Exchange Traded Funds sind Zertifikaten überlegen
In den letzten Jahren standen ETFs immer wieder in Konkurrenz zu Indexzertifikaten. Doch die Vorteile der ETFs versetzen letzteren zunehmend den Todesstoß: Zum einen ist das Kapital von ETFs als Sondervermögen vor einer Insolvenz geschützt. Zum anderen profitieren ETFs immer in vollem Umfang von den Dividenden- und Zinsausschüttungen des Basiswertes, während der Großteil der Indexzertifikate diese fürs Management einbehält.
Weitere Vorteile der ETFs betreffen neben dem hohen Anlegerschutz vor allem die Transparenz, die sich von der Preisberechnung über die Dividenden bis hin zur Überwachung und Beaufsichtigung der Fondsmanager durch neutrale Stellen wie Wirtschaftsprüfer und der Aufsichtsämter erstreckt. Nicht zu vergessen: ETFs sind sowohl kostentransparent, da sie die Kostenkennziffer TER (Total Expense Ratio) veröffentlichen als auch konkurrenzlos kostengünstig. Die Verwaltungskosten belaufen sich durchschnittlich auf 0,35 Prozent, Tendenz fallend.
Aus all den genannten Gründen werden Sie auf turboRendite nur Angaben zu Index-ETFs finden.
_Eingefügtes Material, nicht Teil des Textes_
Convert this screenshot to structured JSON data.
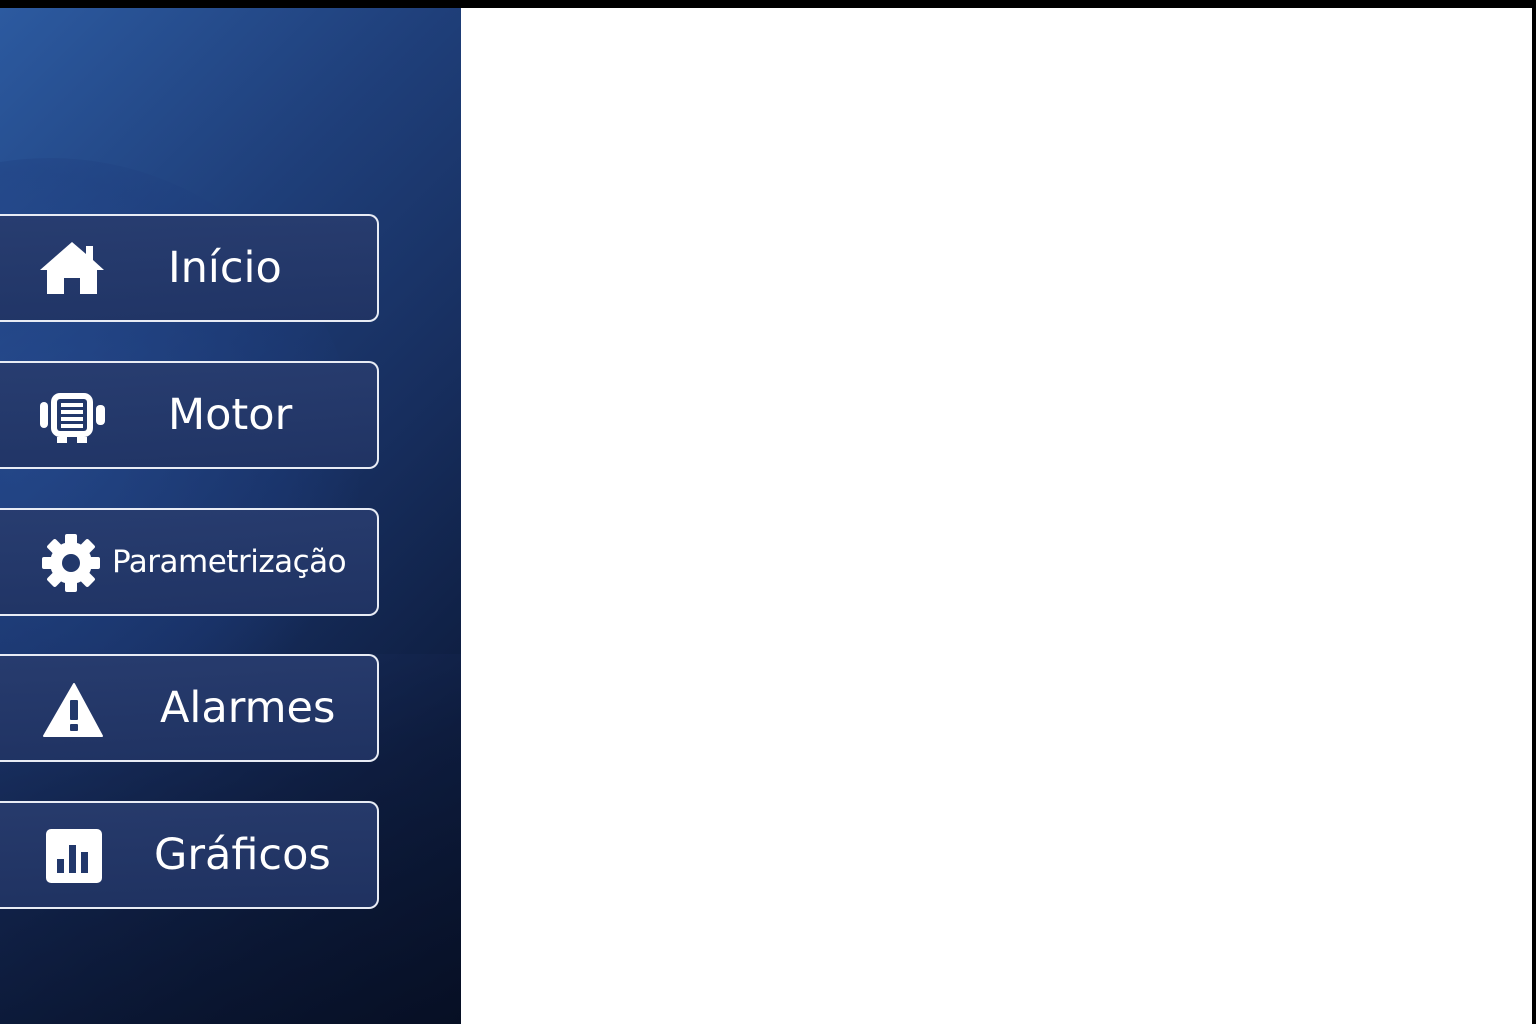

Aus den weltweit mehr als 1000 ETFs mit einem Anlagevolumen von 800 Mrd Dollar insgesamt, haben wir diejenigen für Sie herausgesucht, die für den Aufbau eines wissenschaftlich fundierten Portfolios geeignet sind.
Immer mehr Privatanleger entdecken ETFs
In Europa wurden ETFs erst im Jahr 2000 eingeführt. Seitdem entwickelt sich das ETF-Analgevolumen sehr dynamisch und lag im ersten Quartal 2008 bei etwa 90 Millarden Euro. Dabei entdecken neben institutionellen Investoren zunehmend private Anleger die Vorzüge von ETFs. Da Anlageberater 70% aller institutionellen ETF-Anleger ausmachen, ist jedoch davon auszugehen, dass die überwiegende Mehrzahl privater Investoren indirekt über Anlageberater, Banken und Versicherungen in ETFs investiert sind.
Vor diesem Hintergrund geht turboRendite fest davon aus, dass Privatanleger zunehmend den ETF-Markt für sich selbst entdecken werden. Ausserdem wird sich über kurz oder lang herumsprechen, dass gerade im passiv orientieren ETF-Segment, Anlage-, Bank- und Versicherungsberater keinen wirklichen Mehrwert liefern.